Doc Rivers has been coaching in the NBA for 21 years. It is his 34th year of NBA service. ( In a 13-year career, he played in 81 playoff games). You don’t have to be a Harvard data scientist to see that Rivers has seen it all. He has coached in 178 playoff games, winning 51% of them. Although he has had his share of disappointing finishes, his teams have never been swept in a series. But on the other hand, he has only swept one opponent (Knicks, 2011). And think about this. Rivers owns a cornucopia of misery because teams he has coached have had a commanding lead and then blew it. They choked. Lost. Folded.
As coach of Orlando Magic in 2003, Glenn “Doc” Rivers was up 3-1 on the Detroit Pistons and lost the series. He was up 3-2 against the Lakers in the 2010 NBA Finals and lost the series in 7 games, a bitter Celtics loss. He was up 3-1 against the Houston Rockets in 2015 and lost in game 7, one more Clippers moment of disaster that ushered in the death of Lob City. Rivers was up 2-1 against the Utah Jazz in 2017 and lost.
And now the Denver Nuggets have the Clippers on the brink of underachievement. After leading 3-1, the Clippers are one block, or one Jamal Murray jump shot, or one Jokic three-pointer away from being bounced. Again. If it feels familiar, well that is because it is.
Five years ago the same exact situation. The Clippers were up 3-1 and went into Houston. The Rockets won a game in which the Clips went through the motions. In Game 6, in Los Angeles, the Clippers built a double-digit third-quarter lead. With James Harden on the bench, the Rockets three-point bombed their way back in and Harden returned and did what Harden always does. Game 7 on tap.
The reason for this particular iteration of the gagging Clips is plentiful. Lou Williams is god awful.

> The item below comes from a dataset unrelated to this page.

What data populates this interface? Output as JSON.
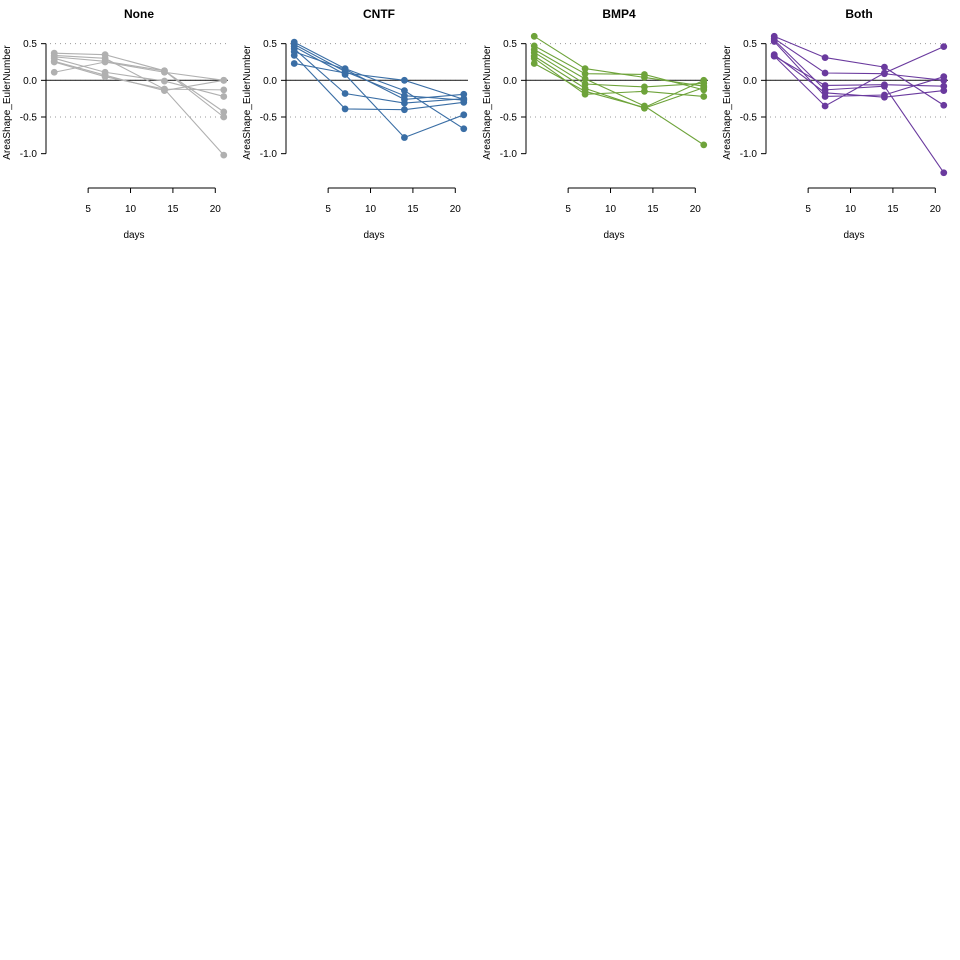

The strip club took his superpower and he can’t make shots anymore. Kawhi Leonard is not leading and to the surprise of the mortal universe, he’s not the best player on the floor. The Clippers still don’t have a trustworthy point guard. And they don’t give effort, as if talent wins anything without competing. Playoff P rarely rises to the winning occasion.
The Doc Rivers rule is in effect one more time: you can win an NBA title as a coach and still have your heart repeatedly broken. But is that heartbreak his fault? It’s his greatest riddle.
The Clippers made history in 2017. The first time in league history that a team has led in a series and then lost the series five years in a row. That particular nugget of Clippers purgatory is here again. They have lost when they were supposed to resoundingly win. Clippers were bragging about the Lakers matchup as if the Nuggets were supposed to go on vacation because the basketball world wants to see Lakers v Clippers.
Is it Rivers the coach? And if he is not to blame then why do his teams lose when they have the lead? Why can’t they finish?
In 2016, Doc talked about the challenge of the job during an informative and insightful coaches roundtable on the NBAtv show Open Court. He correctly pointed out that the team and the franchise have two separate goals. The team wants to win. The franchise wants to develop talent for the future. But you can’t win and develop talent at the same time.
In that vein, Doc won. He has gritty veterans on his team but he is getting beat by Michael Porter Jr. and Jamal Murray. It has always been the Doc Rivers dilemma. He needs youth. He needs young talent but he traded Shai Gilgeous-Alexander to get Paul George.
Doc wants to win a second title badly. It defines a career. Not to mention winning is contagious. Once you taste it, you crave it; it is a drug. And so Doc bypasses on young talent and goes with veterans but the veterans that are supposed to carry him are having brain freezes in the second half. Ummm….less is not more.
Before this season even started, the Clippers arrogantly boasted they were not like the Lakers because they had depth. They could go 12 deep. And yet, in the bubble, it is the Lakers who are proving that leadership, elite talent, and defense wins games.
The Clippers opponents in the bubble have been tougher than the Lakers but the Lakers earned their weaker opponents by way of playing hard during the regular season and maintaining the number one seed.
This Doc Rivers year was supposed to be different. But just like rain will fall, the Clippers will have melodrama. You can count on an injury or the curse. It is always…something. And then it will be as it usually is, the Clippers and Doc Rivers having to explain what happened with that same aggrieved look on their faces.